Pengangkatan Anggota Direksi Belum Diberitahukan Kepada Menteri

Pasal 94 ayat 8 UUPT menentukan bahwa “Dalam hal pemberitahuan sebagaimana dimaksud pada ayat (7) belum dilakukan, Menteri menolak setiap permohonan yang diajukan atau pemberitahuan yang disampaikan kepada Menteri oleh Direksi yang belum tercatat dalam daftar Perseroan.”

Yang dimaksud dengan “permohonan” adalah permohonan persetujuan perubahan anggaran dasar sebagaimana dimaksud dalam Pasal 21 ayat (2).

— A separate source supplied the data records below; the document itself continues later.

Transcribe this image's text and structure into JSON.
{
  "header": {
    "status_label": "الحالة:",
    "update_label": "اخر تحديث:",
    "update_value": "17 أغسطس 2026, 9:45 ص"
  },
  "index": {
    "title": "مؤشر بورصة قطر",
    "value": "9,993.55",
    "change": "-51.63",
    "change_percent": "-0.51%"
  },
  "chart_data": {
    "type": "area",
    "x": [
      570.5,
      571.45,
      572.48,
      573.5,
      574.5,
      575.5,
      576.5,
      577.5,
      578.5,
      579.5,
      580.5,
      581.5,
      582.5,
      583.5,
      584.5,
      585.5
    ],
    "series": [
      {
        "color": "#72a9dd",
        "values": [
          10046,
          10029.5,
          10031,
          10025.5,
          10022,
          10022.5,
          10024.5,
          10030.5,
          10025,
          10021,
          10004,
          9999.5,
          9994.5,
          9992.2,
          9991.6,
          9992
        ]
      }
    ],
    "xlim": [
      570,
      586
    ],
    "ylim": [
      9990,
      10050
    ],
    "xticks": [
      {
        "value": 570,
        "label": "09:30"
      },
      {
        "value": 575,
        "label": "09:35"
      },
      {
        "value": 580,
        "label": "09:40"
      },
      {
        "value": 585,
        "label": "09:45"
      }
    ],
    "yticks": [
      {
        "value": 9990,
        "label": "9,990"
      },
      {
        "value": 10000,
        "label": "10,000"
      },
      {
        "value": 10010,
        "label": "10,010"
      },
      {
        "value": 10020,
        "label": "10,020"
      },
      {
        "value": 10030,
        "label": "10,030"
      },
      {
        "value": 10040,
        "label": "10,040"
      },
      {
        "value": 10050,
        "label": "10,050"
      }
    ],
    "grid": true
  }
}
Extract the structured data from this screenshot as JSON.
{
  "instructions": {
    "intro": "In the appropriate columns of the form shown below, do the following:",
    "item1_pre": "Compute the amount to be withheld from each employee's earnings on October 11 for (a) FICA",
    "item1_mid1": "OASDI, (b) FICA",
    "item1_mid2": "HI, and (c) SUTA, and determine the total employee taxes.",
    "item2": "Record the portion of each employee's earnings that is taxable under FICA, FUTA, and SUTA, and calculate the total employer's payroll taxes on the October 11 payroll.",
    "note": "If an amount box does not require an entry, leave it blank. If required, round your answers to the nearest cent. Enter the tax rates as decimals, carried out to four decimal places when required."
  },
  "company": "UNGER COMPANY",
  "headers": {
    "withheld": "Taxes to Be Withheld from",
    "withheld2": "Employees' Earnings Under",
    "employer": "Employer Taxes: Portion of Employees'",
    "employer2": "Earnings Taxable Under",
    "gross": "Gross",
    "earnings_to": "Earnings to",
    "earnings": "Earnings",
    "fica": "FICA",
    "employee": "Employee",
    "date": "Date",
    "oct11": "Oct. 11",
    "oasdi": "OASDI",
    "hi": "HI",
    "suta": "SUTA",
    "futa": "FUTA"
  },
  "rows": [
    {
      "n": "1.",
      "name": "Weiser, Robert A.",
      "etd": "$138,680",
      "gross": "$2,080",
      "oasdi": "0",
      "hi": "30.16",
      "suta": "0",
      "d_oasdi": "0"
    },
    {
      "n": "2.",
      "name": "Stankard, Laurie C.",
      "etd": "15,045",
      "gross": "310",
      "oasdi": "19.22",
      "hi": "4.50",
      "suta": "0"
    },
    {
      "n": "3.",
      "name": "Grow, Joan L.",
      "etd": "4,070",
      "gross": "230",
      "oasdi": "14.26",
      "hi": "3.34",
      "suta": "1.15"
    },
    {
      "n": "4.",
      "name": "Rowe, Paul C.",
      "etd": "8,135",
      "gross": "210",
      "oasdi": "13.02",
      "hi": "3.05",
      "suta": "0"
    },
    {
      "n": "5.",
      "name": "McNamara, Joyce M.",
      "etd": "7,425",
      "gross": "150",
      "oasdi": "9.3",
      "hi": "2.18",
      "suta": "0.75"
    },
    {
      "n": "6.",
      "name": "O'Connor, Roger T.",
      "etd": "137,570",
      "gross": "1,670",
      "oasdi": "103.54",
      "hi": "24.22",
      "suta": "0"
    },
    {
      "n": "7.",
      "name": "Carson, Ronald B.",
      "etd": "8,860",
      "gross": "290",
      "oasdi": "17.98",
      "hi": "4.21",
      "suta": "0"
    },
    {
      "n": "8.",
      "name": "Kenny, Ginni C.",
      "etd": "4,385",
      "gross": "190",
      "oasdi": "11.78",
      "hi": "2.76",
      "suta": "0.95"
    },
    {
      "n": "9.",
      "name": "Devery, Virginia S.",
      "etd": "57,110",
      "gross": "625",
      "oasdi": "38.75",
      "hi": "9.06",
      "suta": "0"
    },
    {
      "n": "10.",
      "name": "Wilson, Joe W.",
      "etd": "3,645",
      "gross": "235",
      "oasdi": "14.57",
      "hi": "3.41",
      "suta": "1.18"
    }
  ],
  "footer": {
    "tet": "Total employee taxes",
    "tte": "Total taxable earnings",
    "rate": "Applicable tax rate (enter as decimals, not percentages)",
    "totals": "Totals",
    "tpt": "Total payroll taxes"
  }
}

Pasal 21 ayat 2 UUPT “Perubahan anggaran dasar tertentu sebagaimana dimaksud pada ayat (1) meliputi:
a.          nama Perseroan dan/atau tempat kedudukan Perseroan;
b.          maksud dan tujuan serta kegiatan usaha Perseroan;
c.          jangka waktu berdirinya Perseroan;
d.          besarnya modal dasar;
e.          pengurangan modal ditempatkan dan disetor; dan/atau
f.           status Perseroan yang tertutup menjadi Perseroan Terbuka atau sebaliknya.”

Yang dimaksud dengan “pemberitahuan” adalah pemberitahuan perubahan anggaran dasar sebagaimana dimaksud dalam Pasal 21 ayat (3) dan pemberitahuan tentang data Perseroan lainnya yang wajib diberitahukan kepada Menteri sesuai dengan ketentuan Undang-Undang ini.